Menariknya, Native Dancer dianggap sebagai salah satu kuda pacu pertama yang meraih popularitas nasional berkat siaran televisi. Pada era ketika televisi mulai berkembang pesat di Amerika Serikat, aksinya di lintasan berhasil menarik perhatian jutaan penonton dan mengangkat popularitas olahraga pacuan kuda ke tingkat yang lebih tinggi.
Sebagai kuda berusia dua tahun, Native Dancer tampil sempurna dengan memenangkan sembilan balapan dari sembilan kali start. Prestasi tersebut membuatnya dinobatkan sebagai Champion 2-Year-Old Colt sekaligus Horse of the Year pada 1952.
Kekalahan yang Terus Dikenang
Memasuki musim 1953, Native Dancer datang ke Kentucky Derby sebagai favorit mutlak. Banyak orang menganggap balapan itu hanya akan menjadi seremoni penobatan menuju Triple Crown.
Namun nasib berkata lain. Di tikungan pertama, Native Dancer mengalami gangguan perjalanan sehingga kehilangan posisi ideal. Meski mampu bangkit dan mengejar di lintasan lurus terakhir, ia gagal menyusul Dark Star dan finis kedua hanya terpaut satu kepala. Kekalahan itulah yang menjadi satu-satunya noda dalam kariernya yang nyaris sempurna.
Hebatnya, Native Dancer langsung bangkit setelah kekalahan tersebut. Ia memenangkan Preakness Stakes dan Belmont Stakes, sehingga tetap mengamankan dua dari tiga seri Triple Crown Amerika.
Karier balap Native Dancer berakhir dengan rekor luar biasa, 21 kemenangan dari 22 start dan total pendapatan sebesar 785.240 dolar AS, angka yang sangat besar pada masanya. Ia kemudian pensiun sebagai pejantan dan memberikan pengaruh yang bahkan lebih besar dibanding karier balapnya.
Darah Native Dancer mengalir dalam banyak silsilah kuda-kuda juara dunia. Melalui keturunannya seperti Raise a Native, ia menjadi leluhur bagi sejumlah legenda pacuan modern, termasuk garis keturunan yang menghasilkan para pemenang Triple Crown di era berikutnya.

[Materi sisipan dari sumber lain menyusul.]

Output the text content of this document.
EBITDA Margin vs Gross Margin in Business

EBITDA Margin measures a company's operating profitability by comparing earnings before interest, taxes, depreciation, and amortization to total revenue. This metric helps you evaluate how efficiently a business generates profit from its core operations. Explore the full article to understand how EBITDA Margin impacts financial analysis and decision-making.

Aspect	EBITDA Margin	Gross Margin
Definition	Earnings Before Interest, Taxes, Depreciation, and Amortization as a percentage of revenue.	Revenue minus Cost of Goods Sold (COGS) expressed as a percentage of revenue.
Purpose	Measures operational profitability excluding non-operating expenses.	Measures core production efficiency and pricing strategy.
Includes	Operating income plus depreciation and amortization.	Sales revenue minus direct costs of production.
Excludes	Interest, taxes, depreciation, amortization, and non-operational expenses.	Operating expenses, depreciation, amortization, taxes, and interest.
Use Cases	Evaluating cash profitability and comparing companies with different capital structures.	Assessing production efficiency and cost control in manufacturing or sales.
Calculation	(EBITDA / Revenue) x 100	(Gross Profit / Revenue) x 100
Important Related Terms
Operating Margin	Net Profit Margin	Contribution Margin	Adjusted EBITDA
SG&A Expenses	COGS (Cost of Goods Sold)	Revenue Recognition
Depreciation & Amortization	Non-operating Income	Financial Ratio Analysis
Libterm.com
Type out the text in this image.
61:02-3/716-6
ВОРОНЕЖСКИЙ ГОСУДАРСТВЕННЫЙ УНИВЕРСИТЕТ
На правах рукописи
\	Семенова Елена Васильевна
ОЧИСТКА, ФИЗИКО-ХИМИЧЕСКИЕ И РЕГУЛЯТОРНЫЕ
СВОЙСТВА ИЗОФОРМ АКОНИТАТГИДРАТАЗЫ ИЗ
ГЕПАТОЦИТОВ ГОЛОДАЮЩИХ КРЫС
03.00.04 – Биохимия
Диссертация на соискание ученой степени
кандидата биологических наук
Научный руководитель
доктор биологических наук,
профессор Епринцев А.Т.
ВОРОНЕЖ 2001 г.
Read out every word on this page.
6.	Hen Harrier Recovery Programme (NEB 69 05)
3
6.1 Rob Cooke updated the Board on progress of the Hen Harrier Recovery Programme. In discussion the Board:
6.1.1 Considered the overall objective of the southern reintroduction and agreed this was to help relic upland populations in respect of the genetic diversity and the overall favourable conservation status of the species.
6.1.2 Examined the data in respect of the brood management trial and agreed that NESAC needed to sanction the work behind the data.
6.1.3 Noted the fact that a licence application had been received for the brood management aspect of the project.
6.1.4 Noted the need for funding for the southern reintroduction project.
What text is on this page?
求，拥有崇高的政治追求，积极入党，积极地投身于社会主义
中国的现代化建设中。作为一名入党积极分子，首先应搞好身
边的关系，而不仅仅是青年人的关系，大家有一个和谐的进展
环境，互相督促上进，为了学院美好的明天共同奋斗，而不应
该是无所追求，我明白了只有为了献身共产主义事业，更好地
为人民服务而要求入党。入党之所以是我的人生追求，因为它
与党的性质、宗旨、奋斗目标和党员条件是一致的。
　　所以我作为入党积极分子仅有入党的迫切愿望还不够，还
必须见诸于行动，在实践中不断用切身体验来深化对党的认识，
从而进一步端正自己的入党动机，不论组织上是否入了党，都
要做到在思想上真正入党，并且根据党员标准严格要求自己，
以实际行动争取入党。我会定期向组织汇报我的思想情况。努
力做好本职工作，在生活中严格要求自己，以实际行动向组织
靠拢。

Tak heran jika Native Dancer akhirnya masuk ke Hall of Fame Amerika Serikat pada 1963 dan hingga kini masih dianggap sebagai salah satu Thoroughbred paling berpengaruh sepanjang masa.
Meski gagal meraih Triple Crown, warisan Native Dancer justru membuktikan bahwa sebuah legenda tidak selalu diukur dari kesempurnaan. Kadang, satu kekalahan yang nyaris tak terlihat justru membuat kisahnya semakin abadi. Sang "Grey Ghost" mungkin kehilangan satu balapan, tetapi ia memenangkan tempat istimewa dalam sejarah pacuan kuda dunia.